To run the StochHMM command-line application you'll need a model file and a sequence.

##Command-line options:

###Required command-line options and files

-model <model file>	import model file
-seq <sequence file>	import sequence file in fasta format

###Non-stochastic Decoding: Different algorithms available for decoding

-viterbi	performs viterbi traceback
-posterior	Calculates posterior probabilities
		If no output options are supplied, this will return the posterior scores
		for all of the states.

	-threshold <score>: Return only the States with a GFF_DESC, if they are
			greater than or equal to the threshold amount.

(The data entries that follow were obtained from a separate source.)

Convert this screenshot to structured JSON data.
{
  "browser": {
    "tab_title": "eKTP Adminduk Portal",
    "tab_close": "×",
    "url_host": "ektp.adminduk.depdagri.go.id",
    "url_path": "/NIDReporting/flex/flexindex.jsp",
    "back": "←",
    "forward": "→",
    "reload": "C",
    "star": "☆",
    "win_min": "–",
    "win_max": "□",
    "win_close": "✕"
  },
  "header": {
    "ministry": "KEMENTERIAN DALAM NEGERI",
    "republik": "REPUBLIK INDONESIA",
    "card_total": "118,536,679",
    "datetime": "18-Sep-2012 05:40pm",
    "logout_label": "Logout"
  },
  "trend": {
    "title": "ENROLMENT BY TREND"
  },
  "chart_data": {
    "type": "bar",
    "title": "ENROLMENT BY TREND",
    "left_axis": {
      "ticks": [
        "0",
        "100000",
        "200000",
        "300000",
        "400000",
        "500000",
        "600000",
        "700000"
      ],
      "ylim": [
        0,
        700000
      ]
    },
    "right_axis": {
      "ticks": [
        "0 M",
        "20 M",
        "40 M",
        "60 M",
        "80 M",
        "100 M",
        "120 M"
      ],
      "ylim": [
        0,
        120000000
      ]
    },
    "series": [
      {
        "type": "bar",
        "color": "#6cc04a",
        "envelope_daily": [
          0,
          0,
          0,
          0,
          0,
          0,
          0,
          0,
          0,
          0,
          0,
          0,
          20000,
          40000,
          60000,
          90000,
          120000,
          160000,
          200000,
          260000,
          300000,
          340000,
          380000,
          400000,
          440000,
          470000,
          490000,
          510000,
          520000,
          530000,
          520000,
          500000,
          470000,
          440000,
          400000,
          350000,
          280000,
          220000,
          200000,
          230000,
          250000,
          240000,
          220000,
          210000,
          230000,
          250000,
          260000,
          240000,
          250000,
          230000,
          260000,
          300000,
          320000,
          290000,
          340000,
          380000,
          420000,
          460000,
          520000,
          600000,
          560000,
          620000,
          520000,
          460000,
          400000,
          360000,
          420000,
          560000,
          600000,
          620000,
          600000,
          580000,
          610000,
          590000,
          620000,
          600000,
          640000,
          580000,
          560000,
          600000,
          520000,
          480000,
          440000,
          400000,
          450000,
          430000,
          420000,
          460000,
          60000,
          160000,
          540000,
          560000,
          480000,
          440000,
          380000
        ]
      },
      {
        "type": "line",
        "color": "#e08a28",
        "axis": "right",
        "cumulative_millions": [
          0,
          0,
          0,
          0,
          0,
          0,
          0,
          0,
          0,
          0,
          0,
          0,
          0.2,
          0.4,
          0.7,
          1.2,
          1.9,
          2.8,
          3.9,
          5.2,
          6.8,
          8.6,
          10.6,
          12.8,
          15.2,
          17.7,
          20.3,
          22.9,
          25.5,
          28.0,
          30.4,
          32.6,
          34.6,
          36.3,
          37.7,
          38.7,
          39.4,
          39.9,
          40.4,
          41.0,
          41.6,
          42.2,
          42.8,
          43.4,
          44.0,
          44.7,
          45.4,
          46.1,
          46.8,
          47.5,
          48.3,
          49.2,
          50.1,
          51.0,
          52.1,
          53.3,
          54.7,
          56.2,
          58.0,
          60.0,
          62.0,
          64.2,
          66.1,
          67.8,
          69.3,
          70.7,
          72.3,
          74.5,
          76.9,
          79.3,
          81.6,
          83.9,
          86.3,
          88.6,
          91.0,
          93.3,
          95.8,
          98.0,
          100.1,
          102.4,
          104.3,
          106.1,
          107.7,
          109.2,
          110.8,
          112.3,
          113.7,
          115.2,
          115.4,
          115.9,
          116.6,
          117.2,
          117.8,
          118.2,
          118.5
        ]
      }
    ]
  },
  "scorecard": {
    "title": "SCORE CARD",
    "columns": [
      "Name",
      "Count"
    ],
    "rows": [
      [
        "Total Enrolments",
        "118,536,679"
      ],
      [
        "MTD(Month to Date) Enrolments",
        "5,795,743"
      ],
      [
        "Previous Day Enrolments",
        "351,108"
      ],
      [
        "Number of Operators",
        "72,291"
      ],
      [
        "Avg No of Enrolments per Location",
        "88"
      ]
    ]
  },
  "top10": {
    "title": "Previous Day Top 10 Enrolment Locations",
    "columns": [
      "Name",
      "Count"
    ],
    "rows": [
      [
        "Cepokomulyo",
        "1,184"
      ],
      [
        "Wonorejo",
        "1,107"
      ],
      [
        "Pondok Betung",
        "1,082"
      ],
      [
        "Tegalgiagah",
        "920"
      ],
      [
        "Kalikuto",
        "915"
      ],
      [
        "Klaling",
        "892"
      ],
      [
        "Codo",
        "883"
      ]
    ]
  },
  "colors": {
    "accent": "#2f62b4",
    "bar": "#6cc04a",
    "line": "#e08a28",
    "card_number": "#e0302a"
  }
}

-nbest <number of paths> 		performs n-best viterbi algorithm

###Stochastic Decoding:

-stochastic <Type> 
	Types:
		forward		performs stochastic traceback using forward algorithm
		viterbi		performs stochastic traceback using modified-viterbi algorithm
		posterior	performs stochastic traceback using posterior algorithm
-rep  <number of tracebacks to sample>

###Output options:

-gff			prints path in GFF format
-path			prints state path according to state number
-label			prints state path as labels
-hits			prints hit table for multiple tracebacks for all states at each position

A couple example model files have been provided.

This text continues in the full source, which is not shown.